The Family Business Association of California today issued the following statement expressing disappointment in Gov. Gavin Newsom’s decision to support Proposition 15, the measure on the November ballot that would create an $11.5 billion tax increase on businesses.

“The Family Business Association is composed of family-owned businesses that have been investing in California for decades. Our members have a long-term view. We create jobs and opportunities for thousands of Californians. COVID-19 has hit us hard. Global, offshore competition has narrowed our margins. Asking us to now pay in many cases two or three times the amount in property taxes that we have historically paid means higher wages will be deferred and what limited job growth there is will stop and any new jobs likely will be created in other states. Proposition 15 is a terrible idea, especially during these difficult times. We are very disappointed by Governor Newsom’s endorsement of this proposition that will seriously harm our businesses and our employees’ job security.”

 

FBA Adopts Oppose Positions on Three Ballot Measures

At the July 29 FBA Board of Directors meeting, “no” positions on three ballot propositions were adopted:

No on Proposition 15 – the infamous “split roll” initiative backed by public employee unions would remove Proposition 13 protections for commercial properties and create about $12 billion a year in new property taxes. The unions reportedly will spend $40-50 million to get the initiative passed by California voters. FBA is part of a coalition of over 2,000 associations, businesses, and individuals opposing the measure. The county assessors in California also oppose the initiative as unmanageable and extremely difficult to implement. The campaign has a very good website full of information at www.noonprop15.org. 

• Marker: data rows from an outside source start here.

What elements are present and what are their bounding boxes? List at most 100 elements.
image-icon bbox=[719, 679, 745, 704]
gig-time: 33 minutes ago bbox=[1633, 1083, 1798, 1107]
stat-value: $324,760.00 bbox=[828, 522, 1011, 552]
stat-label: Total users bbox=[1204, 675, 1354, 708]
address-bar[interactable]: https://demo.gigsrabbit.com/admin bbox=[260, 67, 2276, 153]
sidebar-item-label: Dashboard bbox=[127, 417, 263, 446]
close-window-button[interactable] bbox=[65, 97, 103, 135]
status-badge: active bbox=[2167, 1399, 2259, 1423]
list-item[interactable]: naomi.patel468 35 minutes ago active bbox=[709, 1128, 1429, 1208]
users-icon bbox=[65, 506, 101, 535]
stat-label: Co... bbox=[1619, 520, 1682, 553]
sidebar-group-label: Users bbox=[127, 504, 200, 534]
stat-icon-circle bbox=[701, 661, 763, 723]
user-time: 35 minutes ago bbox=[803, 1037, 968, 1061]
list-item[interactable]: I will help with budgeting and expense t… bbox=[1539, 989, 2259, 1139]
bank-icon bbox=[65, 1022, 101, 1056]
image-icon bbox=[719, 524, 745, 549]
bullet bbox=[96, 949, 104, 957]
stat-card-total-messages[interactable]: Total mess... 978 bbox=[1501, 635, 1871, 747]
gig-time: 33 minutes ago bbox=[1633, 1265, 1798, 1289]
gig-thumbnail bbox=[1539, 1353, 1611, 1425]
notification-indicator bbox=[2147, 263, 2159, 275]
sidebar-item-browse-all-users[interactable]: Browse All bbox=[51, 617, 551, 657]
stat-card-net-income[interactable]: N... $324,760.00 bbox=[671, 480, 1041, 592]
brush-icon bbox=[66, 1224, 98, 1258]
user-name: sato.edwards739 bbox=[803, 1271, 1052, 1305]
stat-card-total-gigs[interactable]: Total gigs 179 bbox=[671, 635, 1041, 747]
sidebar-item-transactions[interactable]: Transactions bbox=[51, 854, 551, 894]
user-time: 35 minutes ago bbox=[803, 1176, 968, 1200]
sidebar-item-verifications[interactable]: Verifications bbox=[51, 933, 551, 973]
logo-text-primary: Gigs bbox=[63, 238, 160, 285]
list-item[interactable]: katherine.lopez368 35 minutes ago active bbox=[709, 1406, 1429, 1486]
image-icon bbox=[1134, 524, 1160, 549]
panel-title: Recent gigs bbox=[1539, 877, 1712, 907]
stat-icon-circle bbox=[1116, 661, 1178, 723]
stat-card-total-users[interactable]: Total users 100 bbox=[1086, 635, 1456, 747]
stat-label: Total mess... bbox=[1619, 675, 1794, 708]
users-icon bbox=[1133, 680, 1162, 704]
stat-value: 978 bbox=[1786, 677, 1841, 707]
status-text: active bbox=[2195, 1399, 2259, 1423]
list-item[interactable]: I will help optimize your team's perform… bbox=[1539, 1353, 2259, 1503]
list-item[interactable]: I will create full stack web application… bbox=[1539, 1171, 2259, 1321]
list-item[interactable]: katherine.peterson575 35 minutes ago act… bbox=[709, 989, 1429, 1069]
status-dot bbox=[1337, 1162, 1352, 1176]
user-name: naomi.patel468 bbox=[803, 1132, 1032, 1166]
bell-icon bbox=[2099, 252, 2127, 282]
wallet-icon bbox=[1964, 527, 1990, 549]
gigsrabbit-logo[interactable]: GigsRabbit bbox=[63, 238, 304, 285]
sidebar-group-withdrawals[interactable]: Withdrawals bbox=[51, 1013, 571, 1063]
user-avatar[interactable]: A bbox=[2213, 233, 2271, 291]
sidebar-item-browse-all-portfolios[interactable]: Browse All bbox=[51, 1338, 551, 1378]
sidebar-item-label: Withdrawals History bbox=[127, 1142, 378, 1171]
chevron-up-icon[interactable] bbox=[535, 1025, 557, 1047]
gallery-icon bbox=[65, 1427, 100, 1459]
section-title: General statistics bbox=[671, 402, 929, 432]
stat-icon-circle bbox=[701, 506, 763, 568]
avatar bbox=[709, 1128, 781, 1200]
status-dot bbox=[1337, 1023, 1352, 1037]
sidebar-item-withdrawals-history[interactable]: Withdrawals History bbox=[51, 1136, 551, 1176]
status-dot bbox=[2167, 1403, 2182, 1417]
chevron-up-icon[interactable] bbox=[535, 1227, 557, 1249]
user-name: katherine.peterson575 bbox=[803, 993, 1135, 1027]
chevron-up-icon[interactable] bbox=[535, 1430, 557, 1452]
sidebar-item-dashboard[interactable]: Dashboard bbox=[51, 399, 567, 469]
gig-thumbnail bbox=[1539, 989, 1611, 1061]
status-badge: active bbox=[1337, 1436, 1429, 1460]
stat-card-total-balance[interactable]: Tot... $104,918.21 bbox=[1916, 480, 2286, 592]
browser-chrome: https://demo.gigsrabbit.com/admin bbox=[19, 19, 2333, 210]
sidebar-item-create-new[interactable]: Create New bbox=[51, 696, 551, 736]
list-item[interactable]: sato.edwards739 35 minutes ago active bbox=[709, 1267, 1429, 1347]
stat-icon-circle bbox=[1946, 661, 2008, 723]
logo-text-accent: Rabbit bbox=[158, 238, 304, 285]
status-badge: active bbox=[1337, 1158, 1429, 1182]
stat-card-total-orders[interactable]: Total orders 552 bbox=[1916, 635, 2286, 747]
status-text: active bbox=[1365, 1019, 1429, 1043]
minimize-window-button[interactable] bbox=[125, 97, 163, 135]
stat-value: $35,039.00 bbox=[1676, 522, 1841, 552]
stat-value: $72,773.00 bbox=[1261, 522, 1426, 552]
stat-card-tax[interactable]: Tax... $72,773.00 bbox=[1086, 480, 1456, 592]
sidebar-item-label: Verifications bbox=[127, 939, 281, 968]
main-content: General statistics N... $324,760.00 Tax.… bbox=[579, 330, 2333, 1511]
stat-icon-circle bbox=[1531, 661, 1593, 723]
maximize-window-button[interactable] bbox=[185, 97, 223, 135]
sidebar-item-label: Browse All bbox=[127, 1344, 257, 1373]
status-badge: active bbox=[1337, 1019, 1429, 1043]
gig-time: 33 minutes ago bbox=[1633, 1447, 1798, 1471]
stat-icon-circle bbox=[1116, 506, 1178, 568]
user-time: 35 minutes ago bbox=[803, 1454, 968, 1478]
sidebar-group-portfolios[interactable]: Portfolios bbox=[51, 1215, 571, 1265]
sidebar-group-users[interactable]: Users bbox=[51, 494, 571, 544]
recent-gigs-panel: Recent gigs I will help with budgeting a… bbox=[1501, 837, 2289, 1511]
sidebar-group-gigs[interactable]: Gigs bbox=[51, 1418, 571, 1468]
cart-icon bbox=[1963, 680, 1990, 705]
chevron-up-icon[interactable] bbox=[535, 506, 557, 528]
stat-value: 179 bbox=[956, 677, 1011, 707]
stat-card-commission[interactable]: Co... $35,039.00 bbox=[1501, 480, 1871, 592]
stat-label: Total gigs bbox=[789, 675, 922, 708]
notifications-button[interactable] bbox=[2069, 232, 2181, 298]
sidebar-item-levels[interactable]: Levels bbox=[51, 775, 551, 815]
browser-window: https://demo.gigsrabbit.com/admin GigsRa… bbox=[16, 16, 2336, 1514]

No on Proposition 19The assaults on California property owners and taxpayers never stop. And once again the California Legislature has advanced a massive tax increase at the last possible moment, sponsored by the California Association of Realtors. Assembly Constitutional Amendment No. 11 (ACA11) takes away Proposition 13 protections that California families have under current law and replaces them with a billion-dollar tax increase. This is Proposition 19. Under Prop. 58, a home of any value and up to a million dollars of assessed value of other property may be transferred between parents and children without reassessment. Proposition 19 (2020) would repeal Proposition 58 (1986) and force the reassessment of inherited or transferred property within families. The only exception is if the property is used as the principal residence of the person to whom it was transferred, and even that exclusion is capped. The Legislative Analyst’s Office estimates that the repeal of the “intergenerational transfer protections” guaranteed by Props. 58 and 193 will result in 40,000 to 60,000 families getting hit with higher property taxes every year. Prop. 19’s massive tax increase has been included in this initiative to offset another proposed constitutional change: the expansion of the ability for older homeowners to move to a replacement home and transfer their base-year property tax assessment from their previous home to the new property. While this “portability” expansion has some merit, voters rejected this idea in 2018. The backers of the proposal think they can sell it again by adding a tax increase.

No on Proposition 21 – This would amend state law to allow local governments to establish rent control on residential properties over 15 years old. The potential reduction in state and local revenues is tens of millions of dollars per year in the long term. FBA has always opposed rent control efforts as bad public policy, for a variety of reasons. 

We also are considering support of Proposition 22, an initiative by the app-based driving industry. Many FBA members use app-based driving services to deliver food and the ill-conceived AB 5 of last year requires that such drivers become employees of the app-based company, rather than contracting with the company.